Experimental Designs and Causal Claims

Research Goals and Claims

  • Describe behavior: Make a claim about frequency.
  • Example: How prevalent is depression?
  • Predict behavior: Make a claim about associations.
  • Example: Is depression related to spending time alone?
  • Explain behavior: Make a causal claim.
  • Example: Does social isolation make people depressed?

Elements of an Experiment

  • Independent Variable (IV): The variable that the experimenter manipulates.
  • e.g., Treatment Group, Control Group
  • Levels or Conditions: Must have at least two levels.
    • Example Levels: Low intensity, Medium intensity, High intensity.
  • Dependent Variable (DV): The variable that is measured.

Experimental Design Elements

  • Experimental Control: Holding all variables constant except for the IV to ensure a fair test.
  • Random Assignment: Participants are randomly assigned to any given condition, ensuring equal probability among conditions.

Criteria for Making Causal Claims

  1. Covariance: Cause and effect must co-occur.
  2. Temporal Precedence: The cause must precede the effect.
  3. Internal Validity: The experiment must control for third variables.

Establishing Covariance

  • Use a comparison group to address the question, "Compared to what?"

Establishing Temporal Precedence

  • The manipulation of the IV must occur before measuring the DV.
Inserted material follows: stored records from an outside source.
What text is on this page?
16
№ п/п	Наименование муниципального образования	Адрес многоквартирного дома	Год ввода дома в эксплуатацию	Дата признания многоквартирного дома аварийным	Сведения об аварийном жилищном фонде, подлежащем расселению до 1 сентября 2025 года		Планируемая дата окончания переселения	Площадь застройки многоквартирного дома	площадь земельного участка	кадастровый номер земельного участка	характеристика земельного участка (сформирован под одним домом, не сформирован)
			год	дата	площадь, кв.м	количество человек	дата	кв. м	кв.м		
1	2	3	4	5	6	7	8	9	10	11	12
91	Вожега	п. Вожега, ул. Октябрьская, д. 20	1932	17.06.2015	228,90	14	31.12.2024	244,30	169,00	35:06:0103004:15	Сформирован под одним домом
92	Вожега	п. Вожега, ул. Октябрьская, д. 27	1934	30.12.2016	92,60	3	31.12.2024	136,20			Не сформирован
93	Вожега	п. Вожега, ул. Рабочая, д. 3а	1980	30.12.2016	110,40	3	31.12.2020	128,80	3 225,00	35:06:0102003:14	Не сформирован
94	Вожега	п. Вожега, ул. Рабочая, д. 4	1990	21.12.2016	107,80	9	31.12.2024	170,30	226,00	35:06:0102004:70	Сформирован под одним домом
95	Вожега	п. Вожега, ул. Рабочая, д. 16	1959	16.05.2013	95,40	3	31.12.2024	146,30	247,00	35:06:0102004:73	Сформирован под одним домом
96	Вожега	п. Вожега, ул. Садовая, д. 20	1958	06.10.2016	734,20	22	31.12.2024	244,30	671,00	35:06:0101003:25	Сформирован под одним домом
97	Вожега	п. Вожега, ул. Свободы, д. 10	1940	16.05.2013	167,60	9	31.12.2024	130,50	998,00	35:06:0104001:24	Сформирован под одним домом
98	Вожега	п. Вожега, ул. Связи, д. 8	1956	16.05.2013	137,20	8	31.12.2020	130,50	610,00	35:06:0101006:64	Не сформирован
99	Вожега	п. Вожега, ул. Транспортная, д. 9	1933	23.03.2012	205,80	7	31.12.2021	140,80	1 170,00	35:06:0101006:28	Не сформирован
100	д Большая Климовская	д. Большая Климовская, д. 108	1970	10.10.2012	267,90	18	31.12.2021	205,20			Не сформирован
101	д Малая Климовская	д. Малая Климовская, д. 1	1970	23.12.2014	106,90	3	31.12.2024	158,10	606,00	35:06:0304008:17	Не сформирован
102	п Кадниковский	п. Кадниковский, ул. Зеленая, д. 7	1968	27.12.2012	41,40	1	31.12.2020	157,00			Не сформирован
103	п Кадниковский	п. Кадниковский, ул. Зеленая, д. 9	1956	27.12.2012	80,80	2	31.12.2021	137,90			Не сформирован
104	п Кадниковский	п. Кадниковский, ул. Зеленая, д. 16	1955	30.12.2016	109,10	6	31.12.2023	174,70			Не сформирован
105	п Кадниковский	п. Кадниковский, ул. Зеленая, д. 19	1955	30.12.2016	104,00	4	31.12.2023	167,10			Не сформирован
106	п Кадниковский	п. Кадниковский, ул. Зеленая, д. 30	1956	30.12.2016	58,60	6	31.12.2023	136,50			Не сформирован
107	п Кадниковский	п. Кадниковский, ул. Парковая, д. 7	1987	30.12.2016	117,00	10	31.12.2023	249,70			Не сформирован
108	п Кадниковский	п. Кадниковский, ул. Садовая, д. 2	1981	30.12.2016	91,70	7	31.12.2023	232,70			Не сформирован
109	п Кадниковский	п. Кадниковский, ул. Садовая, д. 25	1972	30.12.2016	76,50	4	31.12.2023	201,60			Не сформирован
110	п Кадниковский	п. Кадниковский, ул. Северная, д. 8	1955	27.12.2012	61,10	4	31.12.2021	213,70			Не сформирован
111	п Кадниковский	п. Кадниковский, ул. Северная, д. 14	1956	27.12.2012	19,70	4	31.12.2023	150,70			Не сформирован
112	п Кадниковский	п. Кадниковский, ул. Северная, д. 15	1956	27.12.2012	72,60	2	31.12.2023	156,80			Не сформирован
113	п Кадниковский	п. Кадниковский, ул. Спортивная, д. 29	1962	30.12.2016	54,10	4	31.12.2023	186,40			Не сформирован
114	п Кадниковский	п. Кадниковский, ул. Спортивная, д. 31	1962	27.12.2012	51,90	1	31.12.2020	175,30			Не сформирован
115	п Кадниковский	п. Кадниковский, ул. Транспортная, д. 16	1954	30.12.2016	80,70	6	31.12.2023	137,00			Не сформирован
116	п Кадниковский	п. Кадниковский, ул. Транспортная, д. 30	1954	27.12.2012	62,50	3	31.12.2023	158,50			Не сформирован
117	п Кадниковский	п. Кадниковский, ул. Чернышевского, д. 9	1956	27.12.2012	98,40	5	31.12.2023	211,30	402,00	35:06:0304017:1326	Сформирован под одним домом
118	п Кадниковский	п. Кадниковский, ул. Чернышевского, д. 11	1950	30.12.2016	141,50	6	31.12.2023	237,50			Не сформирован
Establishing Internal Validity

  • Confounds: A variable that may systematically vary with the levels of the IV and affect the DV.
  • Noise Variables: Variables that do not systematically vary with the IV but can still affect the DV.

Selection Effects

  • Occurs when participant types differ systematically between conditions, often resulting from self-selection.

Random Assignment & Matched Groups Design

  • Random assignment turns potential confounds into noise variables.
  • Matched Groups Design: Pair participants based on a variable (e.g., GPA) and randomly assign them to groups.

Types of Experimental Designs

  • Independent-groups designs:
  • Posttest only
  • Pretest & posttest
  • Matched-groups design
  • Within-groups designs:
  • Repeated measures
  • Concurrent measures

Evaluating Causal Claims

  1. Internal Validity: Measures if the IV truly affects the DV.
  2. Statistical Validity: Considers sample size effect and power.
  3. External Validity: Questions generalizability to real-life scenarios.
  4. Construct Validity: Checks if the manipulation effectively changes the IV and accurately measures the DV.

Example Study - Latané and Darley (1969)

  • Aim: Study the bystander effect.
  • Method: 120 male participants completed a survey. Hear a recording of a female experimenter supposedly falling and needing help.
  • IV: Survey condition (alone or with a confederate)
  • DV: Whether participants helped or not.
  • Findings: 70% helped when alone; only 7% helped with a passive confederate.

Evaluation Questions

  • Identify IV, DV, and controls.
  • Type of study: Posttest only independent groups design.
  • Evaluating based on four validities:
  • Construct Validity: How well the IV and DV are measured.
  • External Validity: Generalizability beyond the sample.
  • Statistical Validity: Includes sample size and power analysis.
  • Internal Validity: Control of confounding variables.